Toute carte est une représentation de l’espace. Mais le but original c’était, dans le cadre d’un colloque sur la Seine et son environnement, de faire travailler les élèves sur leur rapport à la Seine en leur faisant cartographier leur vision de ce territoire. Finalement on s’est retrouvé avec des croquis qui parlaient plus de la ville que du fleuve.
Qu’est ce que cela dit de la vision de la ville qu’ont les lycéens ?

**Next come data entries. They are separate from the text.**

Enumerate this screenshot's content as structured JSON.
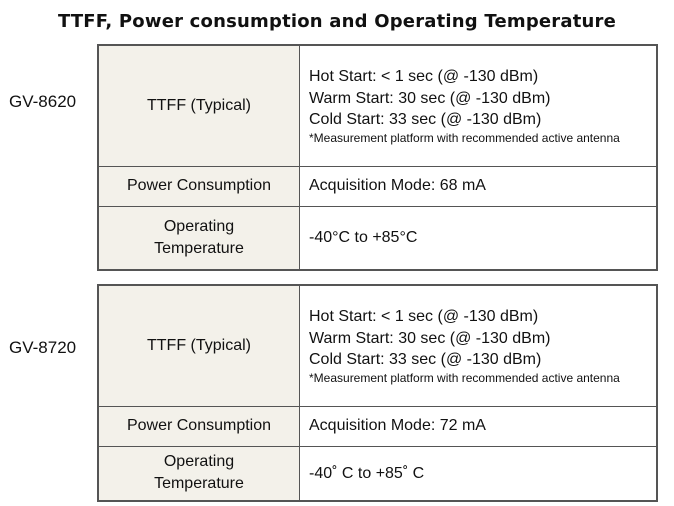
{
  "title": "TTFF, Power consumption and Operating Temperature",
  "models": [
    {
      "name": "GV-8620",
      "ttff_label": "TTFF (Typical)",
      "ttff_lines": [
        "Hot Start: < 1 sec (@ -130 dBm)",
        "Warm Start: 30 sec (@ -130 dBm)",
        "Cold Start: 33 sec (@ -130 dBm)"
      ],
      "ttff_note": "*Measurement platform with recommended active antenna",
      "power_label": "Power Consumption",
      "power_value": "Acquisition Mode: 68 mA",
      "temp_label_1": "Operating",
      "temp_label_2": "Temperature",
      "temp_value": "-40°C to +85°C"
    },
    {
      "name": "GV-8720",
      "ttff_label": "TTFF (Typical)",
      "ttff_lines": [
        "Hot Start: < 1 sec (@ -130 dBm)",
        "Warm Start: 30 sec (@ -130 dBm)",
        "Cold Start: 33 sec (@ -130 dBm)"
      ],
      "ttff_note": "*Measurement platform with recommended active antenna",
      "power_label": "Power Consumption",
      "power_value": "Acquisition Mode: 72 mA",
      "temp_label_1": "Operating",
      "temp_label_2": "Temperature",
      "temp_value": "-40˚ C to +85˚ C"
    }
  ]
}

Le premier enseignement a été que les élèves sont rarement sur les berges de la Seine. Ils sont beaucoup plus tournés vers Paris et la Seine apparait plutôt comme répulsive. Le grand axe autoroutier qui suit les berges n’y est pas pour rien. C’est une véritable barrière et le sberges sont un espace répulsif. Le second enseignement c’est que les jeunes connaissent très mal leur ville. Les trois classes de seconde qui ont travaillé dans le projet n’ont cartographié que peu de zones de Boulogne Billancourt. Le territoire des lycéens c’est leur quartier, le trajet vers le lycée. L’attirance vers Paris est plus forte que la connaissance de leur commune. De ce point de vue, les élèves nous disent ce qu’est Boulogne Billancourt : une banlieue.
Comment a été réalisée cette construction collective d’une carte entre trois classes ?

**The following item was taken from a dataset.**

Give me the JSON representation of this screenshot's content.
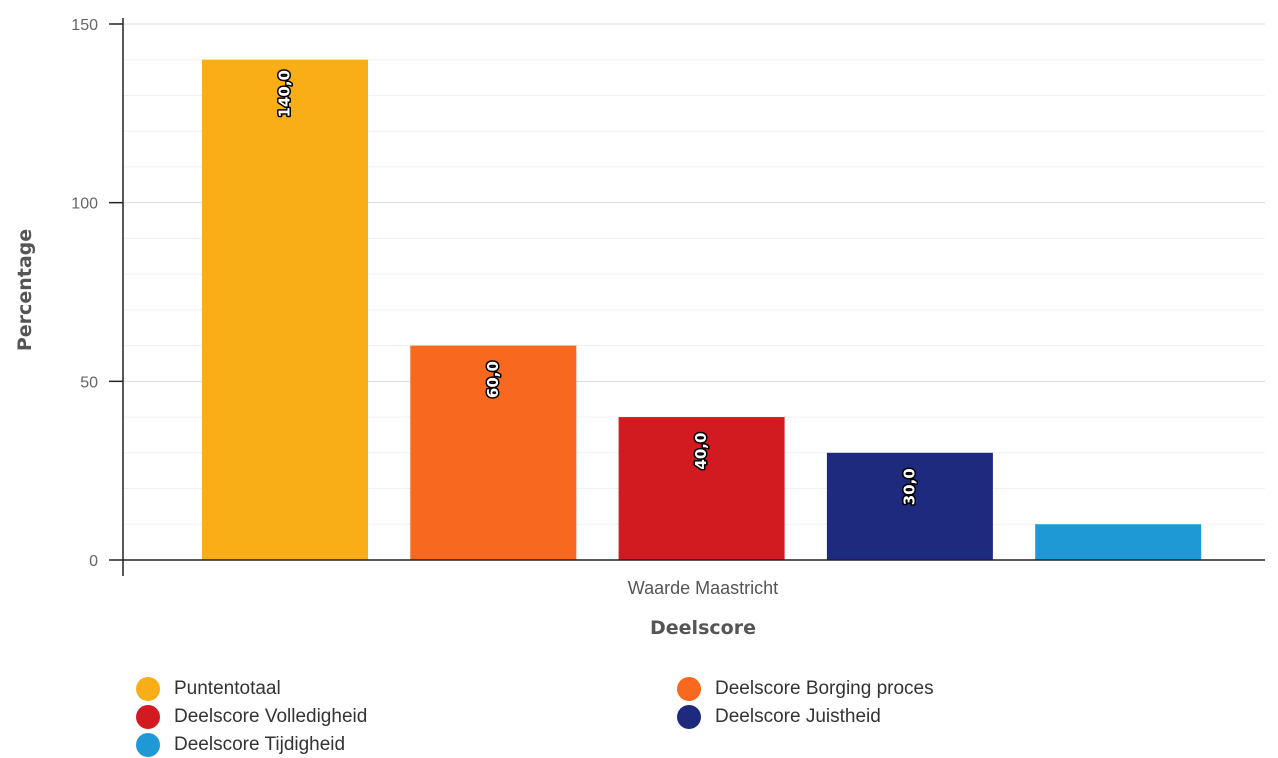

J’ai envie de dire qu’on y est allé, mes collègues et moi, tranquillement et à tâtons. Au départ, on a présenté aux élèves une carte subjective d’un autre espace. Une bonne partie des élèves n’a pas vu l’intérêt de cette démarche au départ. On a donc avancé pas à pas. On a commencé à faire représenter l’espace par les élèves à partir de fonds de carte. Chaque classe travaillait en demi groupe dans son coin.

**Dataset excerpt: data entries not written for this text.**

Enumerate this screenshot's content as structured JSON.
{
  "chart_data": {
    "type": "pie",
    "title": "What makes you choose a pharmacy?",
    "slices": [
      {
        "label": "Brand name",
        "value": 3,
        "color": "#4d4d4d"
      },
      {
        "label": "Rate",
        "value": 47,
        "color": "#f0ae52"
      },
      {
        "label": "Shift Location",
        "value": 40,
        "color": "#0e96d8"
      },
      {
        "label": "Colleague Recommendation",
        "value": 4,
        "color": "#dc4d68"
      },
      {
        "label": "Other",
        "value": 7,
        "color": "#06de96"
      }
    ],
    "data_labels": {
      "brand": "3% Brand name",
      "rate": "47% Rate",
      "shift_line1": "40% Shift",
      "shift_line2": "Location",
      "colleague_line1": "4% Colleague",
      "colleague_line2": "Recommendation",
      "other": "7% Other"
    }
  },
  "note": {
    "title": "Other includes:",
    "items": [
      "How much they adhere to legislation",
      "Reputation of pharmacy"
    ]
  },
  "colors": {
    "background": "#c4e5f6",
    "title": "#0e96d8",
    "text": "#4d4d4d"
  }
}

Et puis une classe s’est révélée plus motrice que les autres. Ces élèves ont commencé à simplifier leur représentation et à inclure ce qu’ils entendent , ce qu’ils ressentent de la ville. Leurs croquis ont entrainé les autres classes. Et à partir de là les élèves ont commencé à approfondir. On a vu cette carte sensible petit à petit émerger.
Les enseignants d’histoire-géographie travaillent souvent seuls. Dans ce projet vous êtes trois. Comment s’est fait ce travail en commun et que vous a -t-il apporté ?
On est même quatre car Sophie Gaujal, une quatrième professeure d’histoire-géo du lycée, a réalisé la mise en forme numérique de cette expérience de cartographie. Dans ce lycée, on travaille souvent comme cela à plusieurs. C’est très agréable car on s’entend bien et on monte des projets ensemble. Ce n’est pas si chronophage que cela.
Ce qui était enthousiasmant dans ce projet c’était de voir le travail en commun des élèves. IL y avait 6 groupes sur des horaires différents. Mais les élèves se sont partagé l’espace et ils ont commencé à se compléter les uns les autres et à construire une synthèse de leurs représentations.
La plupart des professeurs d’histoire-géographie sont historiens de formation. Pourtant on a l »‘impression que c’est souvent en géographie qu’ils s’autorisent des démarches innovantes. Comment expliquez vous cela ?
Certains points du programme de géographie s’y prêtent. Il y a des points du programme, très globaux, mondiaux, qui passent par des démarches classiques. D’autres permettent une autre approche. La géographie c’est une science de terrain et on peut parfois faire pratiquer du terrain aux élèves en leur faisant construire leur savoir.